Bitcoin ETF retreats after record highs
The Ethereum ETF continues to gain momentum, but the same cannot be said about its Bitcoin counterpart. The Spot Bitcoin ETF saw a break from its recent influx streak on May 29, when $346.8 million closed the market in one day.
Since then, Bitcoin ETF flows have turned volatile, with cumulative inflows down over $1 billion. That’s $442.4 billion as of Friday’s trading session, starting from $45.34 billion on May 28th.

BlackRock’s IBIT manages $69 billion in assets and remains a category leader with a wide margin. Fidelity’s FBTC and Grayscale’s GBTC continue with AUMs of $205.1 billion and $19.32 billion, respectively.

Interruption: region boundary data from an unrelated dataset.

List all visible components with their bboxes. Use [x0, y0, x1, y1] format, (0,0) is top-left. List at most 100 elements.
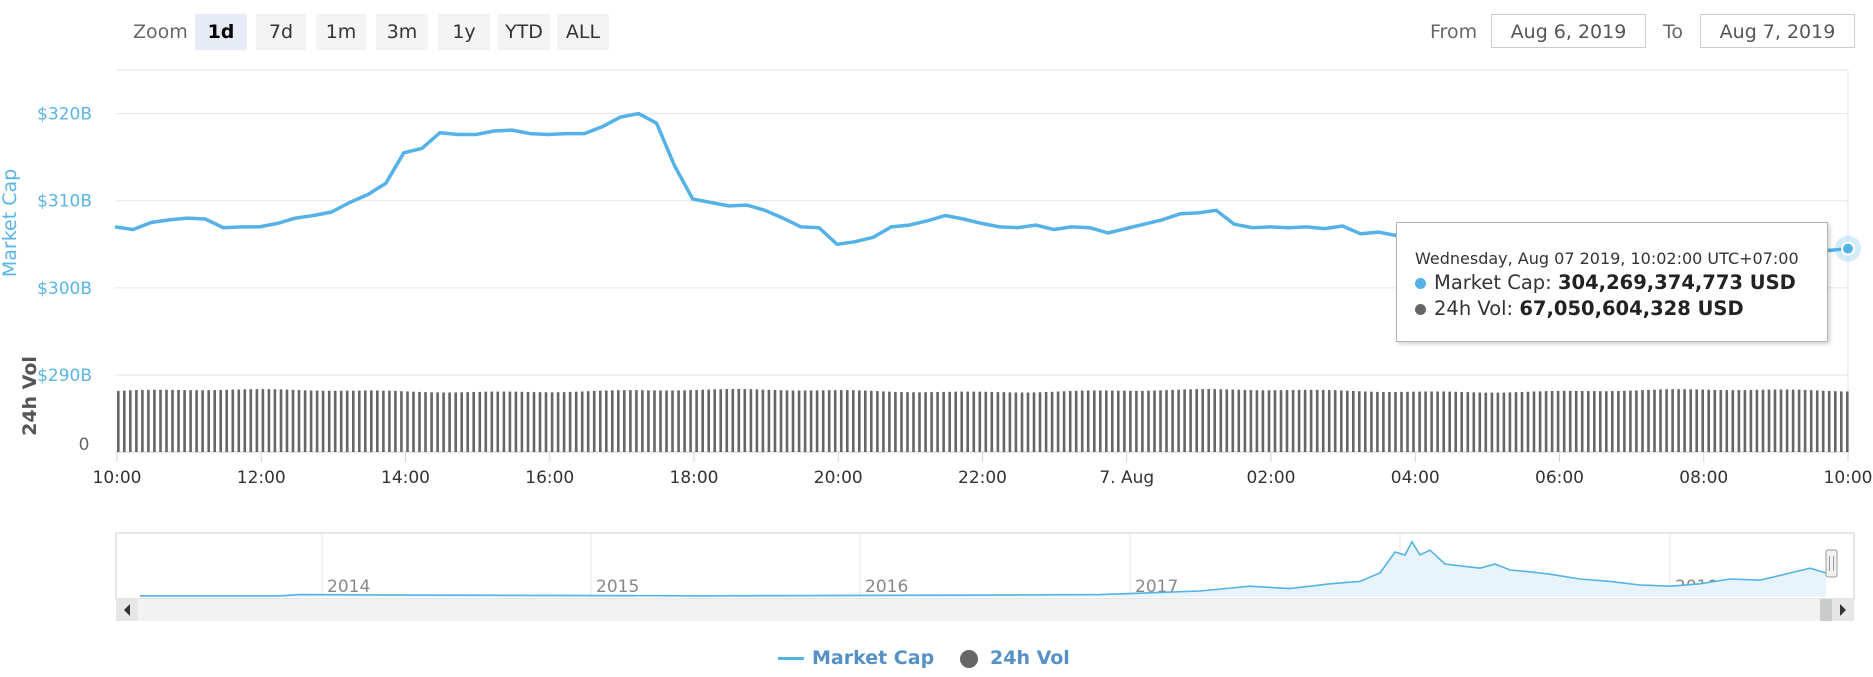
volume-bar	[1478, 392, 1482, 452]
volume-bar	[1779, 389, 1783, 452]
scrollbar-track[interactable]	[116, 599, 1854, 621]
volume-bar	[1297, 389, 1301, 452]
legend-market-cap-label: Market Cap	[812, 647, 935, 669]
volume-bar	[1635, 390, 1638, 452]
volume-bar	[1424, 391, 1427, 452]
volume-bar	[1213, 389, 1216, 452]
to-date-input[interactable]: Aug 7, 2019	[1700, 14, 1855, 48]
volume-bar	[858, 390, 861, 452]
volume-bar	[580, 391, 584, 452]
volume-bar	[478, 391, 482, 452]
volume-bar	[1376, 391, 1379, 452]
volume-bar	[647, 390, 650, 452]
volume-bar	[731, 389, 735, 452]
volume-bar	[984, 391, 988, 452]
volume-bar	[1044, 392, 1048, 452]
volume-bar	[1237, 389, 1241, 452]
volume-bar	[195, 390, 198, 452]
legend-volume[interactable]: 24h Vol	[960, 647, 1070, 669]
volume-bar	[635, 390, 638, 452]
zoom-button-1y[interactable]: 1y	[438, 14, 490, 50]
volume-bar	[1364, 391, 1367, 452]
y-tick-label: $320B	[37, 105, 92, 125]
volume-bar	[370, 390, 373, 452]
navigator[interactable]: 201420152016201720182019	[115, 532, 1855, 621]
navigator-year-label: 2016	[865, 577, 908, 597]
zoom-label: Zoom	[133, 21, 188, 43]
zoom-button-1d[interactable]: 1d	[195, 14, 247, 50]
legend-market-cap[interactable]: Market Cap	[778, 647, 934, 669]
volume-bar	[237, 389, 241, 452]
volume-bar	[876, 391, 879, 452]
volume-bar	[1653, 389, 1656, 452]
volume-bar	[1093, 390, 1096, 452]
volume-bar	[586, 391, 590, 452]
zoom-button-1m[interactable]: 1m	[316, 14, 366, 50]
volume-bar	[1141, 390, 1144, 452]
volume-bar	[1249, 390, 1253, 452]
volume-bar	[1129, 390, 1132, 452]
volume-bar	[213, 390, 216, 452]
from-date-input[interactable]: Aug 6, 2019	[1491, 14, 1646, 48]
volume-bar	[1737, 390, 1741, 452]
volume-bar	[1177, 389, 1180, 452]
volume-bar	[1749, 390, 1753, 452]
volume-bar	[520, 391, 524, 452]
volume-bar	[472, 392, 475, 452]
volume-bar	[737, 389, 741, 452]
volume-bar	[1153, 390, 1156, 452]
volume-bar	[1460, 392, 1463, 452]
volume-bar	[821, 390, 825, 452]
zoom-button-all[interactable]: ALL	[557, 14, 609, 50]
x-tick-label: 08:00	[1679, 468, 1728, 488]
volume-bar	[1520, 392, 1524, 452]
volume-bar	[900, 392, 903, 452]
volume-bar	[1695, 389, 1698, 452]
volume-bar	[906, 392, 909, 452]
volume-bar	[117, 390, 120, 452]
volume-bar	[1303, 389, 1307, 452]
volume-bar	[743, 389, 747, 452]
volume-bar	[1412, 391, 1415, 452]
hover-point[interactable]	[1841, 241, 1855, 256]
volume-bar	[279, 389, 283, 452]
x-axis-ticks: 10:00 12:00 14:00 16:00 18:00 20:00 22:00 7. Au…	[93, 452, 1873, 488]
volume-bar	[1394, 392, 1397, 452]
zoom-button-3m[interactable]: 3m	[376, 14, 428, 50]
volume-bar	[1484, 392, 1488, 452]
volume-bar	[592, 390, 596, 452]
volume-bar	[153, 389, 156, 452]
volume-bar	[243, 389, 247, 452]
volume-bar	[1677, 389, 1680, 452]
volume-bar	[815, 390, 819, 452]
volume-bar	[1803, 389, 1807, 452]
volume-bar	[394, 390, 397, 452]
volume-bar	[713, 389, 716, 452]
volume-bar	[641, 390, 644, 452]
volume-bar	[1719, 390, 1723, 452]
volume-bar	[1623, 390, 1626, 452]
volume-bar	[894, 391, 897, 452]
volume-bar	[611, 390, 614, 452]
volume-bar	[1340, 390, 1343, 452]
scrollbar-thumb[interactable]	[1820, 599, 1834, 621]
volume-bar	[1593, 391, 1596, 452]
volume-bar	[1665, 389, 1668, 452]
volume-bar	[1791, 389, 1795, 452]
volume-bar	[1418, 391, 1421, 452]
volume-bar	[1117, 390, 1120, 452]
zoom-button-ytd[interactable]: YTD	[498, 14, 550, 50]
zoom-button-7d[interactable]: 7d	[256, 14, 306, 50]
volume-bar	[1815, 390, 1819, 452]
x-tick-label: 06:00	[1535, 468, 1584, 488]
volume-bar	[1647, 389, 1650, 452]
volume-bar	[1725, 390, 1729, 452]
volume-bar	[1840, 391, 1843, 452]
from-label: From	[1430, 21, 1478, 43]
volume-bar	[960, 391, 963, 452]
tooltip-market-cap-value: 304,269,374,773 USD	[1557, 271, 1796, 294]
volume-bar	[538, 392, 542, 452]
volume-bar	[129, 390, 132, 452]
volume-bar	[839, 390, 843, 452]
navigator-handle[interactable]	[1825, 549, 1838, 578]
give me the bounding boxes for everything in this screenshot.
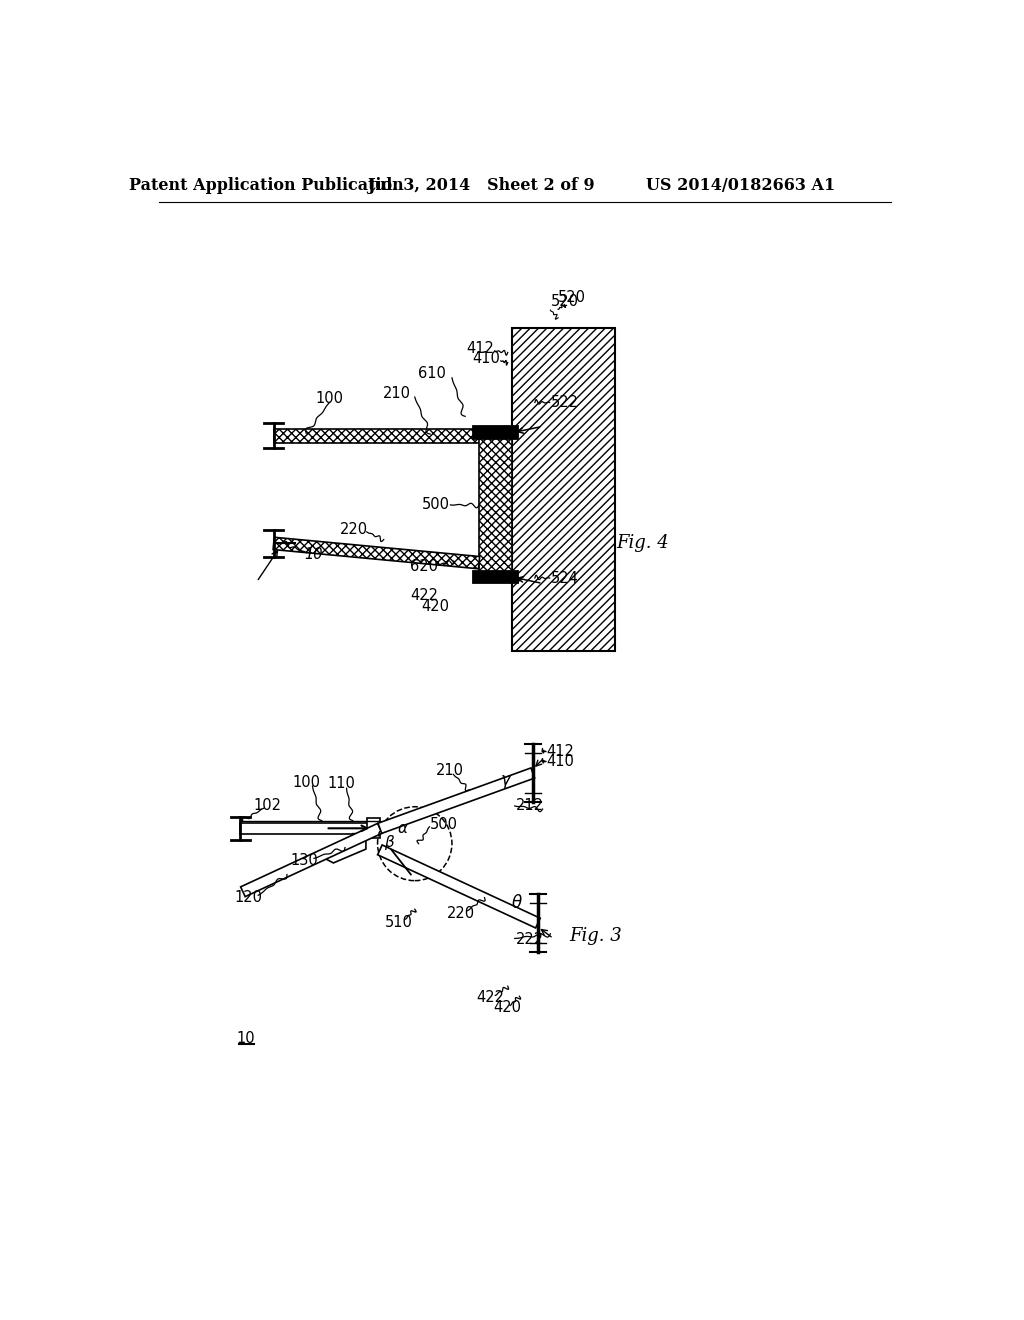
Text: 100: 100 <box>315 391 343 407</box>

The market also experienced a brief turbulence after a fierce online exchange between President Donald Trump and Elon Musk caused a wider sale in the crypto market and stocks.
We shine a spotlight on staking and ETF innovations
As investors’ interest in Ether ETFs accelerates, some analysts argue that future inflows will depend on whether staking features will be introduced. Bloomberg ETF analyst James Seyfert recently highlighted workarounds for regulations being employed to launch staking-enabled ETFs.
ETF provider Rex Shares has already applied for Ethereum and Solana Staking ETFs, and the first such products could arrive in the US within a few weeks.
The growing demand is also reflected in the broader Ethereum adoption metrics. According to Santiment, the number of Ethereum holders now exceeds 148 million.
This indicates a long-term conviction on assets. By comparison, Bitcoin has 55.39 million holders, while other popular assets such as Dogecoin, XRP and Cardano report between 40 and 8 million holders.
With the Ether ETF now delivering the strongest performance ever, the spotlight is firmly in mind whether this momentum can last.
Perhaps the provision of staking responses may drive the next wave of institutional adoption.